You're now entitled to 3 months’ notice. This won’t apply if you got your notice before 26 March 2020.
But all court action for eviction has been suspended until the end of June, so your landlord can't take things further at the moment.
How you can be evicted
Your landlord must follow a legal process when they want to end your assured shorthold tenancy.
Most private rented tenants are assured shorthold tenants.
There are two different eviction procedures your landlord can use.
These start with giving you either a:
- section 21 notice
- section 8 notice
Your landlord can issue both types of eviction notice at the same time.
Keep paying your rent through the eviction process. You have the same rights and responsibilities as usual
Section 21 notice
A section 21 notice is the most common way for your landlord to start the eviction process. Your landlord doesn’t need to give a reason to end your tenancy with this notice.
You will have at least 2 months’ notice but you don't need to leave when this ends.
Your landlord must follow certain rules for the notice to be valid. Your landlord must go to court to evict you lawfully.
You can challenge an invalid notice in court.
The full eviction process takes an average of 7 to 8 months.

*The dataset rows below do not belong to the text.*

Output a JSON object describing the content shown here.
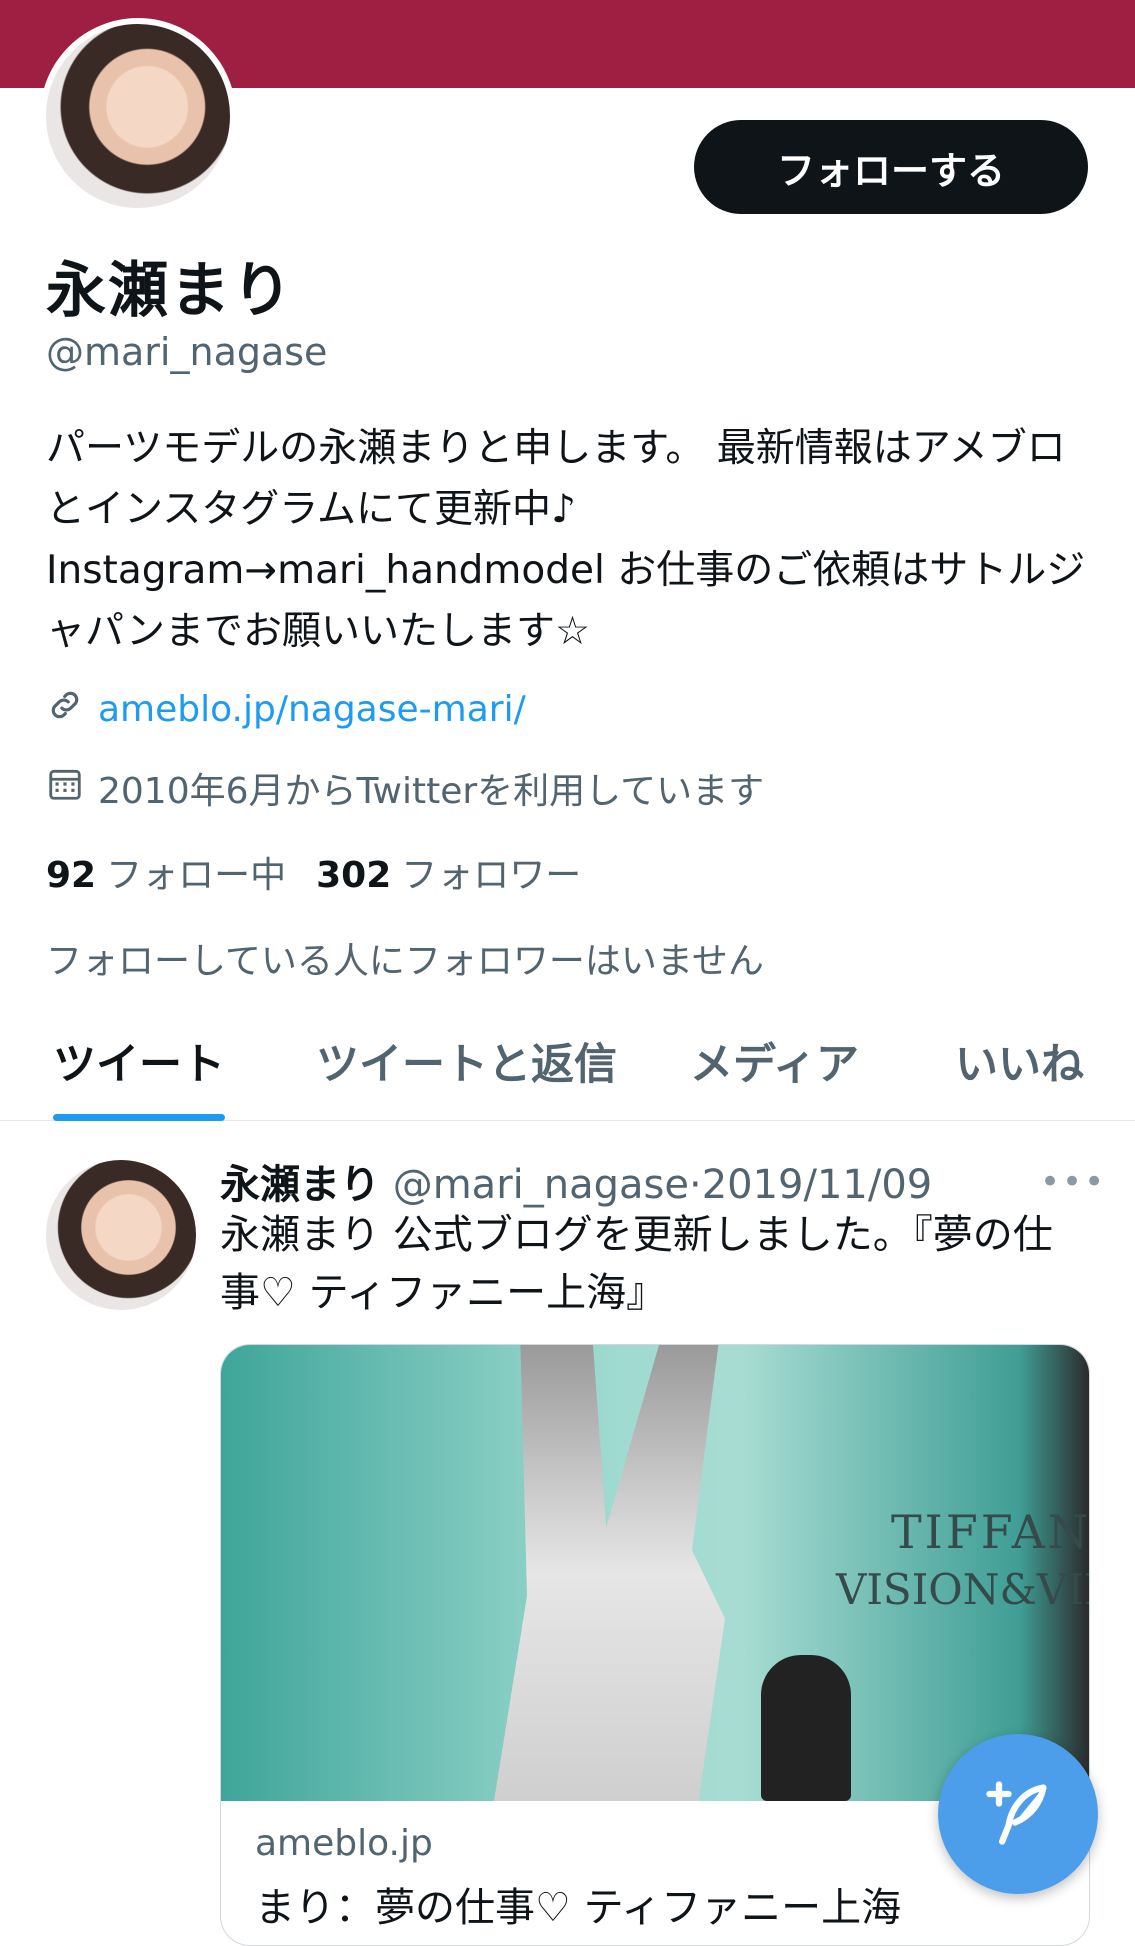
{
  "profile": {
    "name": "永瀬まり",
    "handle": "@mari_nagase",
    "follow_label": "フォローする",
    "bio": "パーツモデルの永瀬まりと申します。 最新情報はアメブロとインスタグラムにて更新中♪ Instagram→mari_handmodel お仕事のご依頼はサトルジャパンまでお願いいたします☆",
    "link": "ameblo.jp/nagase-mari/",
    "joined": "2010年6月からTwitterを利用しています",
    "following_count": "92",
    "following_label": "フォロー中",
    "followers_count": "302",
    "followers_label": "フォロワー",
    "no_followers_you_know": "フォローしている人にフォロワーはいません"
  },
  "tabs": [
    {
      "label": "ツイート",
      "active": true
    },
    {
      "label": "ツイートと返信",
      "active": false
    },
    {
      "label": "メディア",
      "active": false
    },
    {
      "label": "いいね",
      "active": false
    }
  ],
  "tweet": {
    "name": "永瀬まり",
    "handle": "@mari_nagase",
    "separator": "·",
    "date": "2019/11/09",
    "more": "•••",
    "text": "永瀬まり 公式ブログを更新しました。『夢の仕事♡ ティファニー上海』",
    "card": {
      "domain": "ameblo.jp",
      "title": "まり：夢の仕事♡ ティファニー上海",
      "image_text_1": "TIFFANY",
      "image_text_2": "VISION&VIRT"
    }
  },
  "colors": {
    "banner": "#9e1f41",
    "accent": "#1d9bf0",
    "fab": "#4c9eeb"
  },
  "icons": {
    "link": "link-icon",
    "calendar": "calendar-icon",
    "compose": "compose-tweet-icon"
  }
}
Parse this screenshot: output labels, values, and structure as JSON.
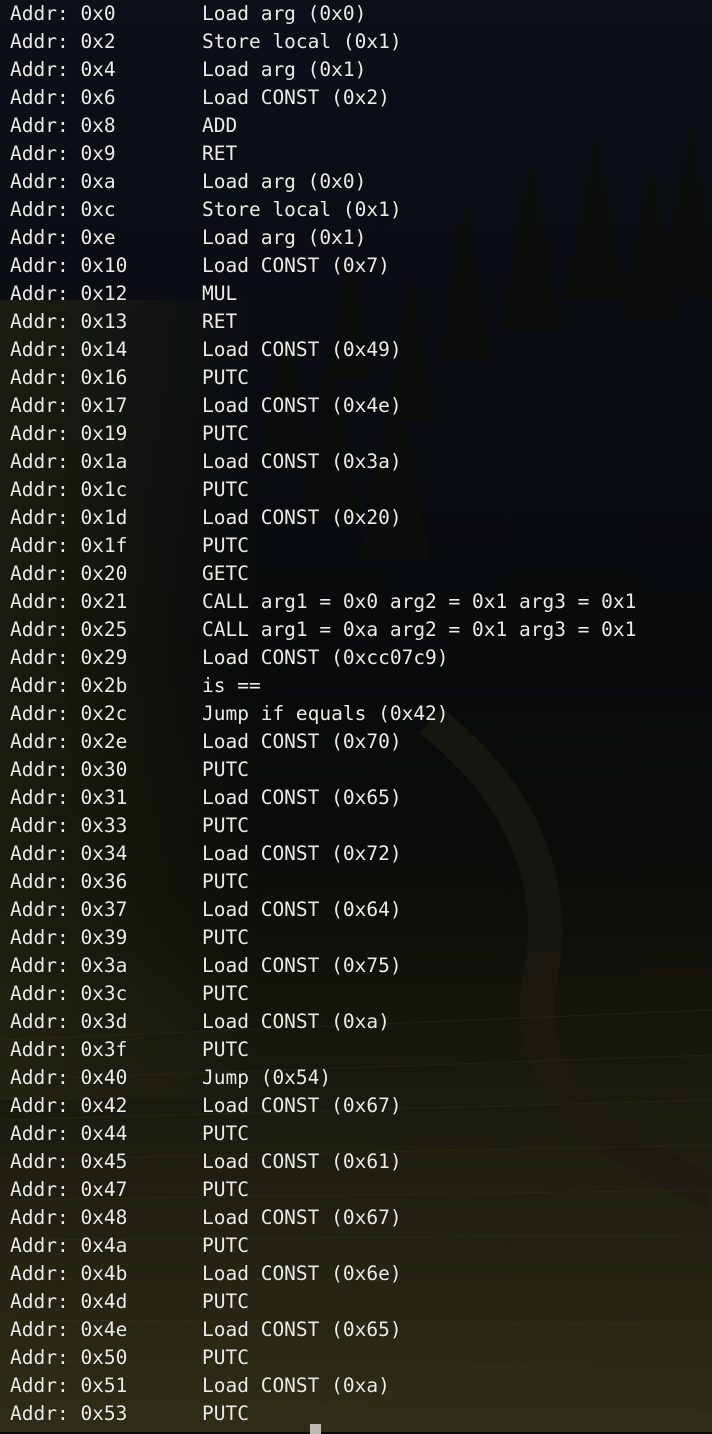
{
  "terminal": {
    "lines": [
      {
        "addr": "Addr: 0x0",
        "op": "Load arg (0x0)"
      },
      {
        "addr": "Addr: 0x2",
        "op": "Store local (0x1)"
      },
      {
        "addr": "Addr: 0x4",
        "op": "Load arg (0x1)"
      },
      {
        "addr": "Addr: 0x6",
        "op": "Load CONST (0x2)"
      },
      {
        "addr": "Addr: 0x8",
        "op": "ADD"
      },
      {
        "addr": "Addr: 0x9",
        "op": "RET"
      },
      {
        "addr": "Addr: 0xa",
        "op": "Load arg (0x0)"
      },
      {
        "addr": "Addr: 0xc",
        "op": "Store local (0x1)"
      },
      {
        "addr": "Addr: 0xe",
        "op": "Load arg (0x1)"
      },
      {
        "addr": "Addr: 0x10",
        "op": "Load CONST (0x7)"
      },
      {
        "addr": "Addr: 0x12",
        "op": "MUL"
      },
      {
        "addr": "Addr: 0x13",
        "op": "RET"
      },
      {
        "addr": "Addr: 0x14",
        "op": "Load CONST (0x49)"
      },
      {
        "addr": "Addr: 0x16",
        "op": "PUTC"
      },
      {
        "addr": "Addr: 0x17",
        "op": "Load CONST (0x4e)"
      },
      {
        "addr": "Addr: 0x19",
        "op": "PUTC"
      },
      {
        "addr": "Addr: 0x1a",
        "op": "Load CONST (0x3a)"
      },
      {
        "addr": "Addr: 0x1c",
        "op": "PUTC"
      },
      {
        "addr": "Addr: 0x1d",
        "op": "Load CONST (0x20)"
      },
      {
        "addr": "Addr: 0x1f",
        "op": "PUTC"
      },
      {
        "addr": "Addr: 0x20",
        "op": "GETC"
      },
      {
        "addr": "Addr: 0x21",
        "op": "CALL arg1 = 0x0 arg2 = 0x1 arg3 = 0x1"
      },
      {
        "addr": "Addr: 0x25",
        "op": "CALL arg1 = 0xa arg2 = 0x1 arg3 = 0x1"
      },
      {
        "addr": "Addr: 0x29",
        "op": "Load CONST (0xcc07c9)"
      },
      {
        "addr": "Addr: 0x2b",
        "op": "is =="
      },
      {
        "addr": "Addr: 0x2c",
        "op": "Jump if equals (0x42)"
      },
      {
        "addr": "Addr: 0x2e",
        "op": "Load CONST (0x70)"
      },
      {
        "addr": "Addr: 0x30",
        "op": "PUTC"
      },
      {
        "addr": "Addr: 0x31",
        "op": "Load CONST (0x65)"
      },
      {
        "addr": "Addr: 0x33",
        "op": "PUTC"
      },
      {
        "addr": "Addr: 0x34",
        "op": "Load CONST (0x72)"
      },
      {
        "addr": "Addr: 0x36",
        "op": "PUTC"
      },
      {
        "addr": "Addr: 0x37",
        "op": "Load CONST (0x64)"
      },
      {
        "addr": "Addr: 0x39",
        "op": "PUTC"
      },
      {
        "addr": "Addr: 0x3a",
        "op": "Load CONST (0x75)"
      },
      {
        "addr": "Addr: 0x3c",
        "op": "PUTC"
      },
      {
        "addr": "Addr: 0x3d",
        "op": "Load CONST (0xa)"
      },
      {
        "addr": "Addr: 0x3f",
        "op": "PUTC"
      },
      {
        "addr": "Addr: 0x40",
        "op": "Jump (0x54)"
      },
      {
        "addr": "Addr: 0x42",
        "op": "Load CONST (0x67)"
      },
      {
        "addr": "Addr: 0x44",
        "op": "PUTC"
      },
      {
        "addr": "Addr: 0x45",
        "op": "Load CONST (0x61)"
      },
      {
        "addr": "Addr: 0x47",
        "op": "PUTC"
      },
      {
        "addr": "Addr: 0x48",
        "op": "Load CONST (0x67)"
      },
      {
        "addr": "Addr: 0x4a",
        "op": "PUTC"
      },
      {
        "addr": "Addr: 0x4b",
        "op": "Load CONST (0x6e)"
      },
      {
        "addr": "Addr: 0x4d",
        "op": "PUTC"
      },
      {
        "addr": "Addr: 0x4e",
        "op": "Load CONST (0x65)"
      },
      {
        "addr": "Addr: 0x50",
        "op": "PUTC"
      },
      {
        "addr": "Addr: 0x51",
        "op": "Load CONST (0xa)"
      },
      {
        "addr": "Addr: 0x53",
        "op": "PUTC"
      }
    ]
  }
}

If your landlord tries to evict you themselves without going to court, this will be an illegal eviction.
Ask your local council for help if you're facing eviction
Section 8 notice
Your landlord can issue a section 8 notice at any time during your tenancy.
Your landlord must give a legal reason to end your tenancy - for example because you have:
- rent arrears
- broken the terms of your tenancy agreement
They must follow the correct legal process and apply to a court to evict you.
If you want to end your tenancy
If you want to leave your home at any stage during the eviction process, you must still end your tenancy correctly.